A Danish study says use of cell phones does not raise the risk of brain tumors. It immediately comes under fire from groups that say the danger is real.

Don Reisinger
CNET contributor Don Reisinger is a technology columnist who has covered everything from HDTVs to computers to Flowbee Haircut Systems. Besides his work with CNET, Don's work has been featured in a variety of other publications including PC World and a host of Ziff-Davis publications.
Don Reisinger
3 min read

A controversial study holds to an earlier claim that mobile phone use does not increase a person's risk of developing a brain tumor.

The study, which was published in the British Medical Journal yesterday, argues that even after using a cell phone for more than a decade, a person's chances of getting a brain tumor are about the same as they would be without cell phone use.
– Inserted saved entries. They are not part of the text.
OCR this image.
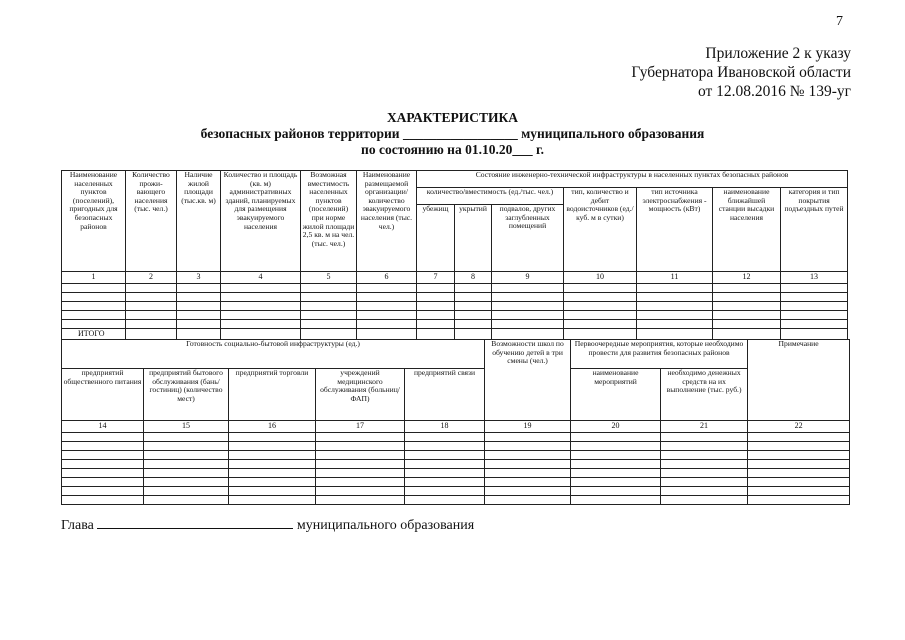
7
Приложение 2 к указу
Губернатора Ивановской области
от 12.08.2016 № 139-уг
ХАРАКТЕРИСТИКА
безопасных районов территории _________________ муниципального образования
по состоянию на 01.10.20___ г.
Наименование населенных пунктов (поселений), пригодных для безопасных районов	Количество прожи-вающего населения (тыс. чел.)	Наличие жилой площади (тыс.кв. м)	Количество и площадь (кв. м) административных зданий, планируемых для размещения эвакуируемого населения	Возможная вместимость населенных пунктов (поселений) при норме жилой площади 2,5 кв. м на чел. (тыс. чел.)	Наименование размещаемой организации/ количество эвакуируемого населения (тыс. чел.)	Состояние инженерно-технической инфраструктуры в населенных пунктах безопасных районов						
						количество/вместимость (ед./тыс. чел.)			тип, количество и дебит водоисточников (ед./куб. м в сутки)	тип источника электроснабжения - мощность (кВт)	наименование ближайшей станции высадки населения	категория и тип покрытия подъездных путей
						убежищ	укрытий	подвалов, других заглубленных помещений				
1	2	3	4	5	6	7	8	9	10	11	12	13

ИТОГО												
Готовность социально-бытовой инфраструктуры (ед.)					Возможности школ по обучению детей в три смены (чел.)	Первоочередные мероприятия, которые необходимо провести для развития безопасных районов		Примечание
предприятий общественного питания	предприятий бытового обслуживания (бань/гостиниц) (количество мест)	предприятий торговли	учреждений медицинского обслуживания (больниц/ФАП)	предприятий связи		наименование мероприятий	необходимо денежных средств на их выполнение (тыс. руб.)	
14	15	16	17	18	19	20	21	22

Глава	муниципального образования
The study, which is an update to previous research that found no link between mobile phone use and cancer, examined the instances of brain tumors among long-term cell phone users in Denmark.
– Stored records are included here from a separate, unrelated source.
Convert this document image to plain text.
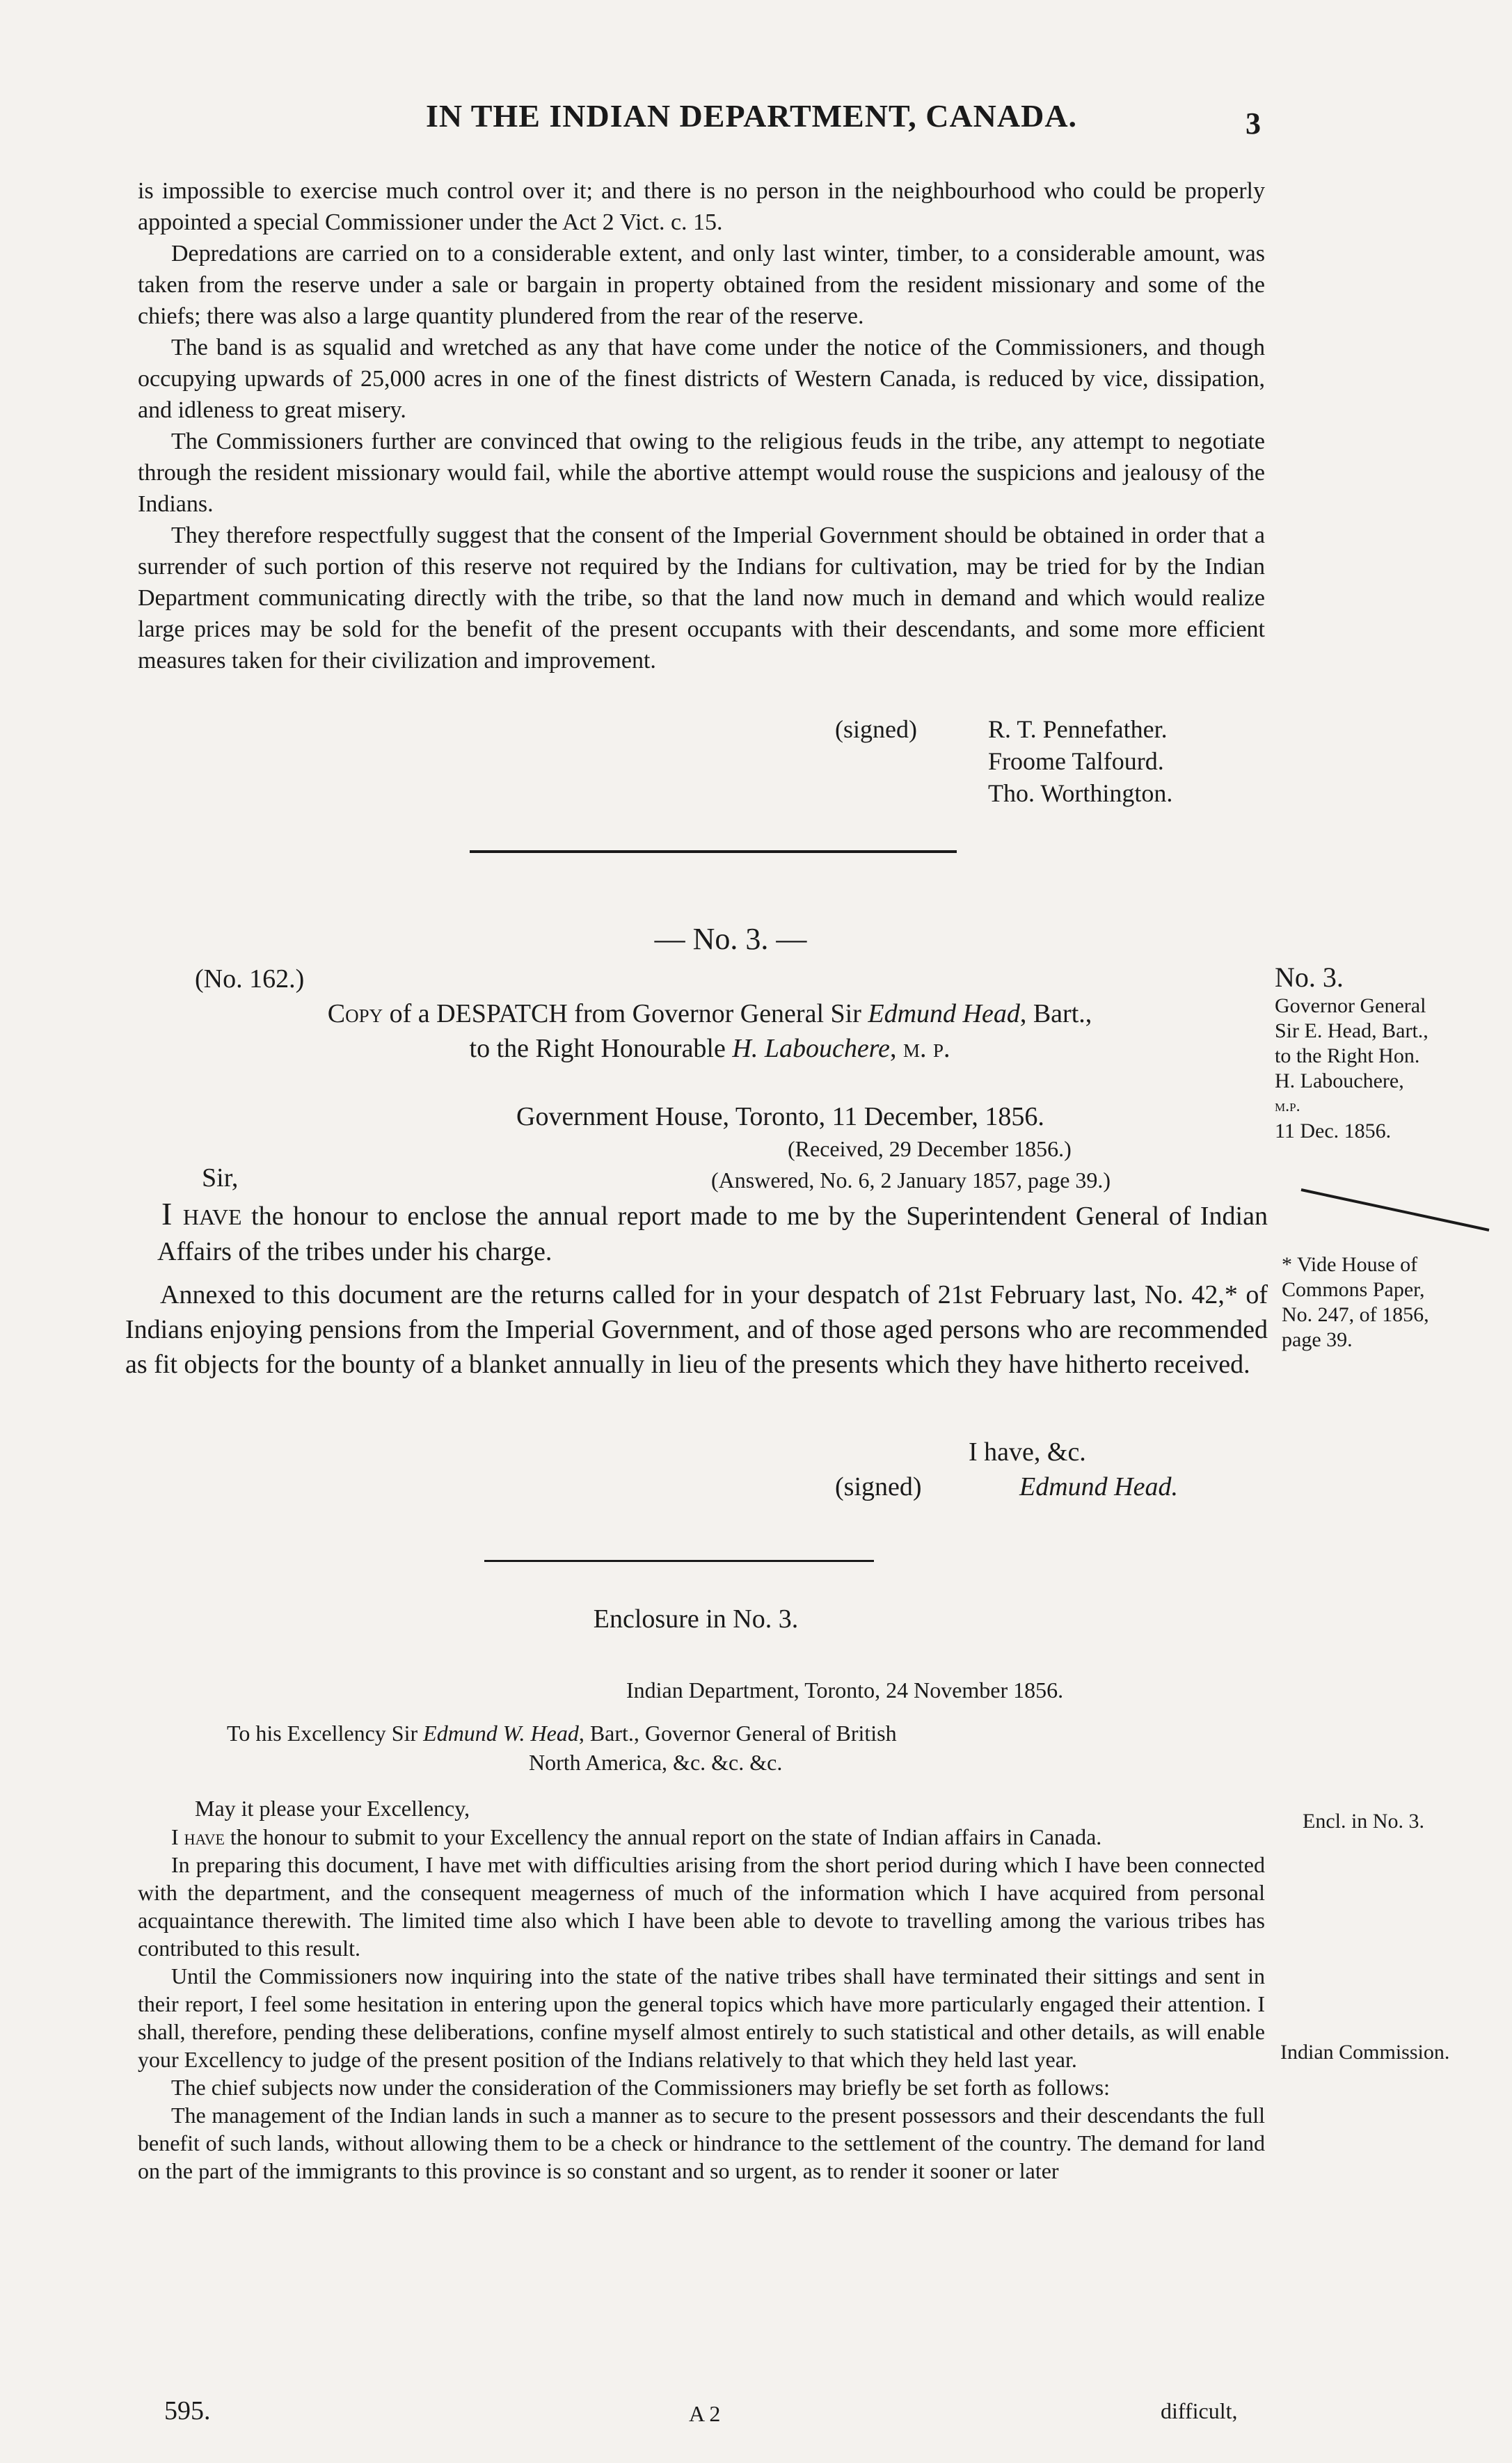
IN THE INDIAN DEPARTMENT, CANADA.	3

is impossible to exercise much control over it; and there is no person in the neighbourhood who could be properly appointed a special Commissioner under the Act 2 Vict. c. 15.

Depredations are carried on to a considerable extent, and only last winter, timber, to a considerable amount, was taken from the reserve under a sale or bargain in property obtained from the resident missionary and some of the chiefs; there was also a large quantity plundered from the rear of the reserve.

The band is as squalid and wretched as any that have come under the notice of the Commissioners, and though occupying upwards of 25,000 acres in one of the finest districts of Western Canada, is reduced by vice, dissipation, and idleness to great misery.

The Commissioners further are convinced that owing to the religious feuds in the tribe, any attempt to negotiate through the resident missionary would fail, while the abortive attempt would rouse the suspicions and jealousy of the Indians.

They therefore respectfully suggest that the consent of the Imperial Government should be obtained in order that a surrender of such portion of this reserve not required by the Indians for cultivation, may be tried for by the Indian Department communicating directly with the tribe, so that the land now much in demand and which would realize large prices may be sold for the benefit of the present occupants with their descendants, and some more efficient measures taken for their civilization and improvement.

(signed)	R. T. Pennefather.
Froome Talfourd.
Tho. Worthington.
— No. 3. —
(No. 162.)
Copy of a DESPATCH from Governor General Sir Edmund Head, Bart.,
to the Right Honourable H. Labouchere, m. p.
Government House, Toronto, 11 December, 1856.
(Received, 29 December 1856.)
Sir,	(Answered, No. 6, 2 January 1857, page 39.)
I have the honour to enclose the annual report made to me by the Superintendent General of Indian Affairs of the tribes under his charge.
Annexed to this document are the returns called for in your despatch of 21st February last, No. 42,* of Indians enjoying pensions from the Imperial Government, and of those aged persons who are recommended as fit objects for the bounty of a blanket annually in lieu of the presents which they have hitherto received.
I have, &c.
(signed)	Edmund Head.
No. 3.
Governor General
Sir E. Head, Bart.,
to the Right Hon.
H. Labouchere,
m.p.
11 Dec. 1856.
* Vide House of
Commons Paper,
No. 247, of 1856,
page 39.
Enclosure in No. 3.
Indian Department, Toronto, 24 November 1856.
To his Excellency Sir Edmund W. Head, Bart., Governor General of British
North America, &c. &c. &c.
May it please your Excellency,

I have the honour to submit to your Excellency the annual report on the state of Indian affairs in Canada.

In preparing this document, I have met with difficulties arising from the short period during which I have been connected with the department, and the consequent meagerness of much of the information which I have acquired from personal acquaintance therewith. The limited time also which I have been able to devote to travelling among the various tribes has contributed to this result.

Until the Commissioners now inquiring into the state of the native tribes shall have terminated their sittings and sent in their report, I feel some hesitation in entering upon the general topics which have more particularly engaged their attention. I shall, therefore, pending these deliberations, confine myself almost entirely to such statistical and other details, as will enable your Excellency to judge of the present position of the Indians relatively to that which they held last year.

The chief subjects now under the consideration of the Commissioners may briefly be set forth as follows:

The management of the Indian lands in such a manner as to secure to the present possessors and their descendants the full benefit of such lands, without allowing them to be a check or hindrance to the settlement of the country. The demand for land on the part of the immigrants to this province is so constant and so urgent, as to render it sooner or later

Encl. in No. 3.
Indian Commission.
595.	A 2	difficult,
"In this update of a large nationwide cohort study of mobile phone use, there were no increased risks of tumours of the central nervous system, providing little evidence for a causal association," the study's authors write in their conclusion.

That finding, however, prompted a quick and vigorous rebuttal. After the study was published, researchers from the U.K., U.S., Australia, and elsewhere around the world said that the Denmark study was "seriously flawed" and should not be considered a definitive source for information on the risk of contracting a brain tumor after prolonged mobile phone use.
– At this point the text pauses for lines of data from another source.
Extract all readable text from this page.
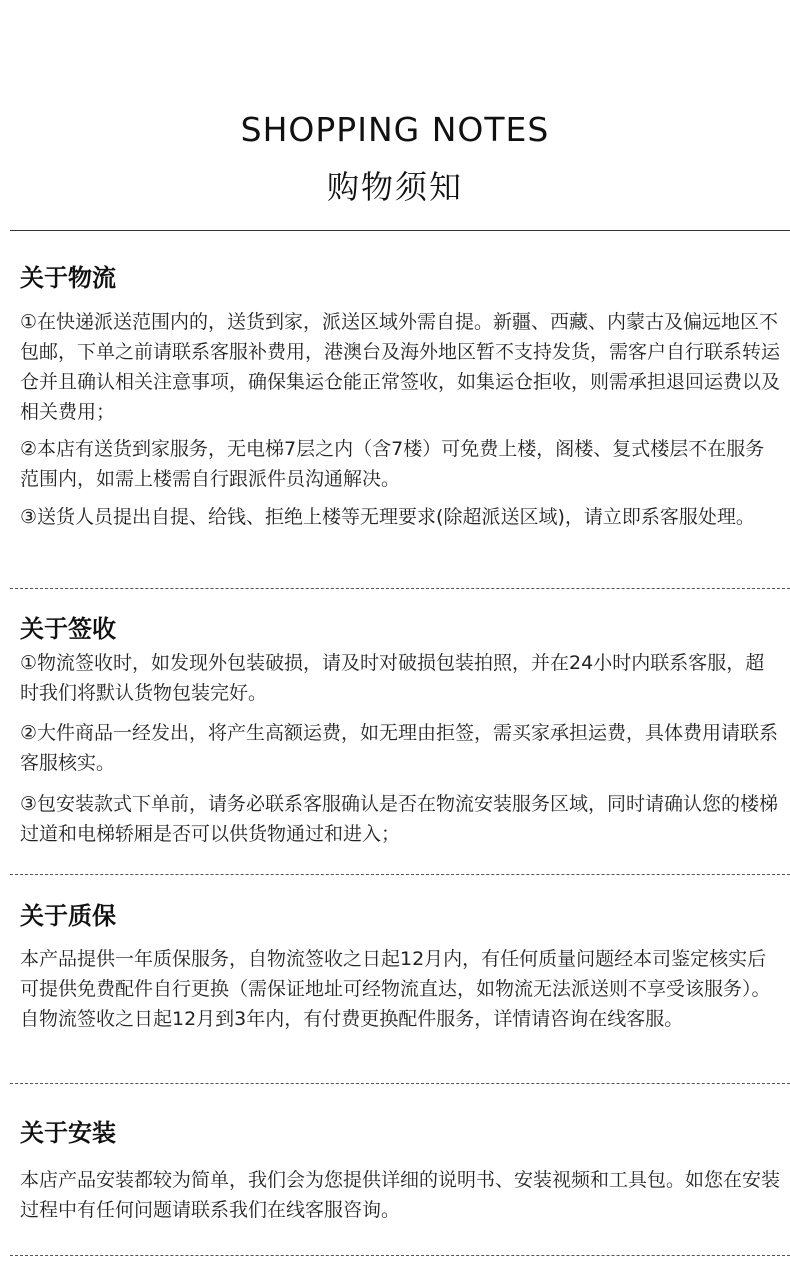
SHOPPING NOTES
购物须知
关于物流

①在快递派送范围内的，送货到家，派送区域外需自提。新疆、西藏、内蒙古及偏远地区不包邮，下单之前请联系客服补费用，港澳台及海外地区暂不支持发货，需客户自行联系转运仓并且确认相关注意事项，确保集运仓能正常签收，如集运仓拒收，则需承担退回运费以及相关费用；

②本店有送货到家服务，无电梯7层之内（含7楼）可免费上楼，阁楼、复式楼层不在服务范围内，如需上楼需自行跟派件员沟通解决。

③送货人员提出自提、给钱、拒绝上楼等无理要求(除超派送区域)，请立即系客服处理。

关于签收

①物流签收时，如发现外包装破损，请及时对破损包装拍照，并在24小时内联系客服，超时我们将默认货物包装完好。

②大件商品一经发出，将产生高额运费，如无理由拒签，需买家承担运费，具体费用请联系客服核实。

③包安装款式下单前，请务必联系客服确认是否在物流安装服务区域，同时请确认您的楼梯过道和电梯轿厢是否可以供货物通过和进入；

关于质保

本产品提供一年质保服务，自物流签收之日起12月内，有任何质量问题经本司鉴定核实后可提供免费配件自行更换（需保证地址可经物流直达，如物流无法派送则不享受该服务）。自物流签收之日起12月到3年内，有付费更换配件服务，详情请咨询在线客服。

关于安装

本店产品安装都较为简单，我们会为您提供详细的说明书、安装视频和工具包。如您在安装过程中有任何问题请联系我们在线客服咨询。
"From the way it was set up originally, this deeply flawed study was designed to fail to find an increased risk of brain tumors tied with cellphone use," Devra Davis, a cancer epidemiologist and president of Environmental Health Trust, said in a statement. "In order for any study of a relatively rare disease like brain tumors to find a change in risk, millions must be followed for decades.

"By extending an earlier analysis on the same group of cellphone users this new report provides unsurprising, biased and misleading conclusions," Davis continued. "It uses no direct information on cell phone use, fails to consider recent and rapidly changing nature and exposure to microwave radiation from cellphones, cordless phones and other growing sources, and excludes those who would have been the heaviest users--namely more than 300,000 business people in the 1990s who are known to have used phones four times as much as those in this study."

It's that last element--leaving businesspeople out--that has caused the most outcry among researchers. But the study has also been criticized for not including cell phone data on users who might have only entered into mobile subscriptions since 1995.

"It ignores corporate subscribers (the heaviest users then) and the researchers have no data at all on cellphone use since 1995 so the extra 86 percent of the population who started to use a cellphone since 1996 were left in the 'non subscriber part of the population,'" Alasdair Philips, an expert in electromagnetic health at Powerwatch in the U.K., said in a statement.

The debate over whether mobile phones cause brain tumors has been hotly contested by those on both sides of the argument. In early July, a study from the International Commission for Non-Ionizing Radiation Protection Standing Committee on Epidemiology found that the "the accumulating evidence is increasingly against the hypothesis that mobile phone use can cause brain tumors in adults."

Less than two weeks later, a study was published in the American Journal of Epidemiology that concluded people who have used a cell phone for 11 to 15 years were just as likely to develop a brain tumor as those who have not.

But the World Health Organization said earlier this year that mobile phones can potentially cause cancer, and has listed handsets as a "carcinogenic hazard." Although the WHO stopped short of saying that there is definitely a link between cancer and mobile phones, several studies over the years have drawn that conclusion.

So, regardless of the study or the organization releasing them, at least for now, it appears there's no way to know for sure if cell phones do cause brain tumors. And with each new study, it's clear one side will inevitably try to debunk the other side's findings.